La première chose que l’on se dit après avoir vu le film de Patrice Chagnard c’est : « quand est-ce que j’y retourne ? ». En sortant de la salle de projection, le monde est fade, les immeubles parisiens désespérément gris et identiques, le ciel invisible. On ferme les yeux pour retenir, quelques secondes encore, ces images de lever de soleil dans la campagne ukrainienne, de boule orange derrière une haie d’arbre, ces images, aussi, de tempête de neige dans la nuit. Et l’on en vient à se remémorer l’ambiance du film, la chaleur des trois personnages, les conducteurs des camions du convoi, Amin, Papy et Jérôme, qui sont presque devenus des amis, pour la vie, que l’on ne pourra plus oublier et qui vous manquent la fin du générique venu.
Le convoi est un film extraordinaire. Une mise en images belle, discrète et poétique. Des personnages forts et meurtris à la fois. Une évocation de la question de l’engagement humanitaire incroyablement profonde. Car Patrice Chagnard a décidé de nous montrer la motivation de ceux qui partent en mission « de l’intérieur », au sens propre comme au figuré.
Effectivement, la caméra -elle accompagne un convoi de trois camions de l’association humanitaire Equilibre qui apporte de l’aide en Arménie- ne sort quasiment jamais des cabines. Les divers paysages traversés -Allemagne, Pologne, Ukraine, Russie (en pleine guerre de Tchétchénie) et Géorgie- ne sont montrés aux spectateurs qu’à travers le pare-brise, comme un regard subjectif des conducteurs. Parce que c’est leur perception que veut retranscrire Patrice Chagnard dans son film, pour mieux donner à comprendre la motivation des trois conducteurs. Progressivement, au cours du parcours, se dévoilent des lambeaux de destins brisés qui trouvent dans cet engagement, bien sûr, une valorisation personnelle ; mais surtout un véritable plaisir de vivre, en frôlant le danger à chaque instant.

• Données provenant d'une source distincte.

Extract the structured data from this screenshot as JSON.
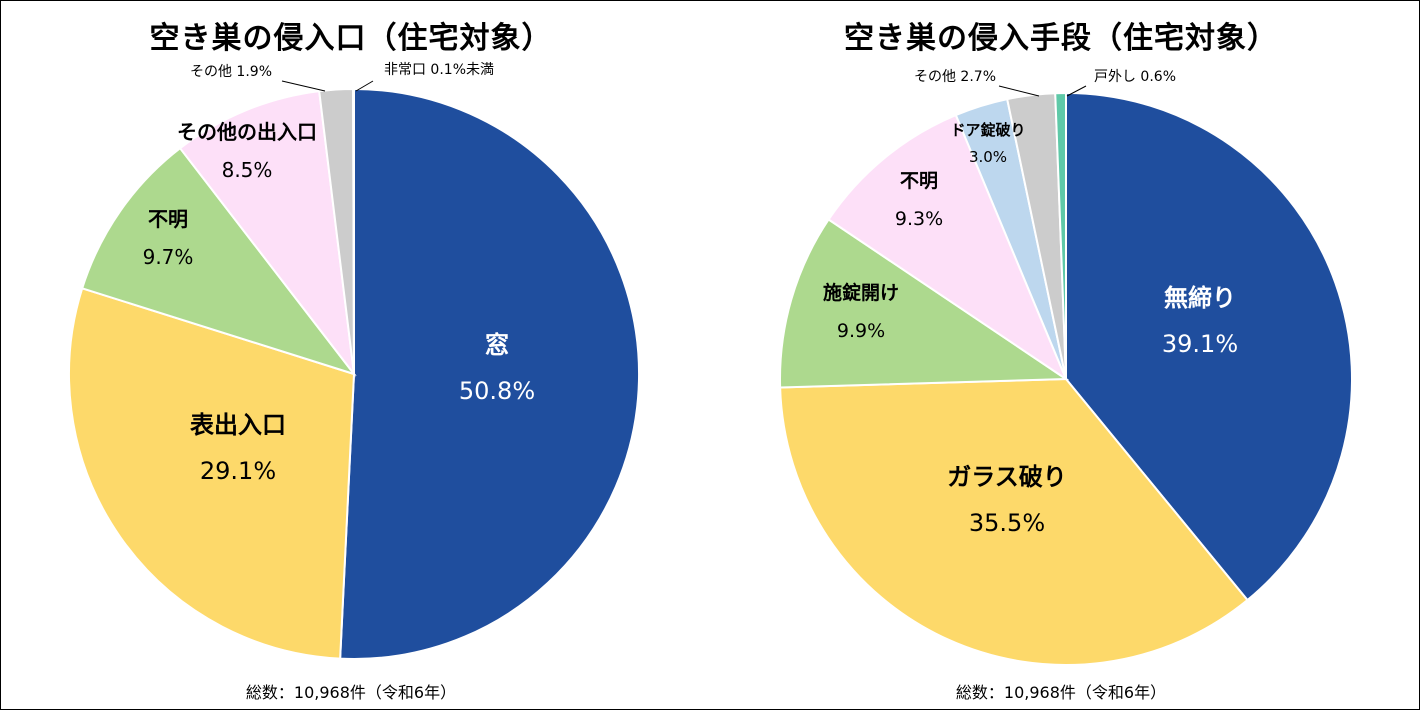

Le film sort quatre ans après le tournage. Certes, le réalisateur ne voulait pas être pris dans l’actualité de la guerre en Tchétchénie, mais c’est aussi parce qu’aujourd’hui la sortie en salle d’un film documentaire est un combat de longue haleine. Il est heureux que ce film soit finalement projeté sur grand écran, c’est là qu’il pourra être apprécié à sa juste valeur. Lui qui n’a rien à envier à des films tels que Le Salaire de la peur d’Henri-Georges Clouzot, ou La Chevauchée fantastique de John Ford. Comme ces grands classiques, il a le don d’évoquer le danger invisible en en captant les signes sur les visages des voyageurs.